Anyhow, this might at least give us some insights, so I'll 
make some attempts in this direction, and post my results.

Just to start things off though, let me try an *extremely*
simple model.

Assume there is just one remailer, it's perfectly secure, and it 
does 4 batches of remailing at equal intervals each day.  There are 
one million users, each of whom receives a mail from the remailer 
once per day.  Alice is sending anonymous mail to Bob through this 
system, also once per day.  But just to be extra careful, she 
also sends a cover mail to the remailer at some other time 
each day, which gets redirected to its /dev/null.

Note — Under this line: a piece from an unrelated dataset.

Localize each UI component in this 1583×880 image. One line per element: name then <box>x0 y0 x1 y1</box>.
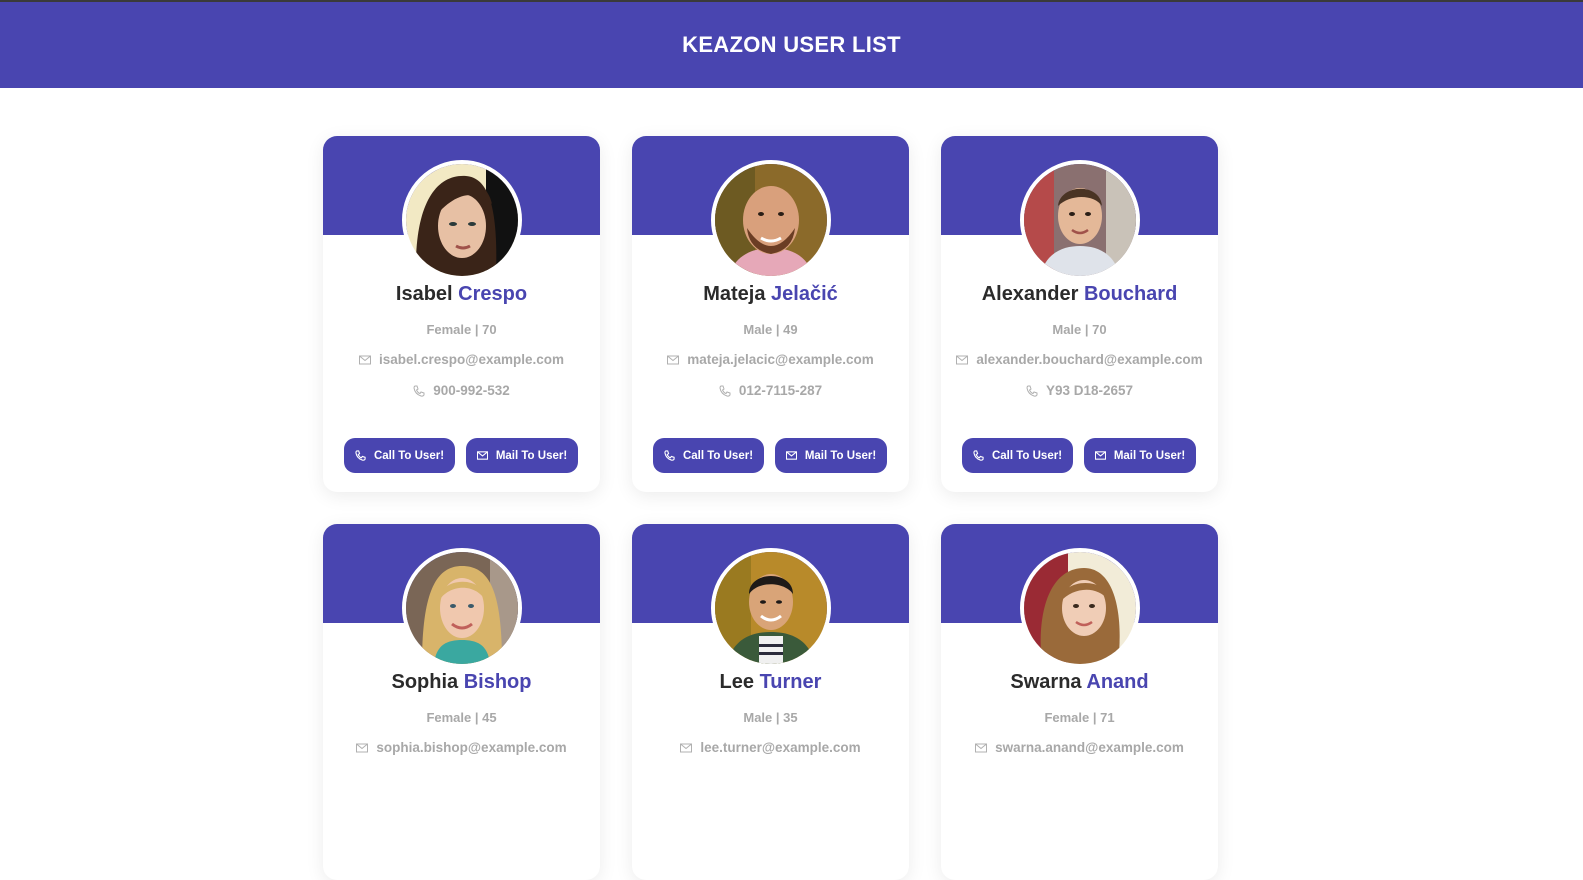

So the situation looks like this on day 1:

            Alice sends     Bob receives     some random user receives
Batch #1:       0                0                   0
Batch #2:       1                1                   0
Batch #3:       0                0                   1
Batch #4:       1                0                   0

Suppose Eve, the traffic analyst, is trying to figure out who 
Alice is sending mail to.  After the first day, she can 
eliminate about half of the remailer users from the list of possible 
targets, because they, like the the random user above,
received a mail even though Alice didn't send one out during the 
collection period of that batch.  Now, since Eve can eliminate 
on average half of the list every day, Bob will be the only person left on 
that list after about (log base 2 of one million) = 20 days.

Suppose Alice sent out some different numbers of cover e-mail:

        # of cover mail     # of days to discover Bob
               0               log base 4 of 1,000,000 = 10
               1               log base 2 of 1,000,000 = 20
               2               log base 4/3 of 1,000,000 = 48
               3               log base 1 of 1,000,000 = infinity!

Hopefully that makes sense...  Comments?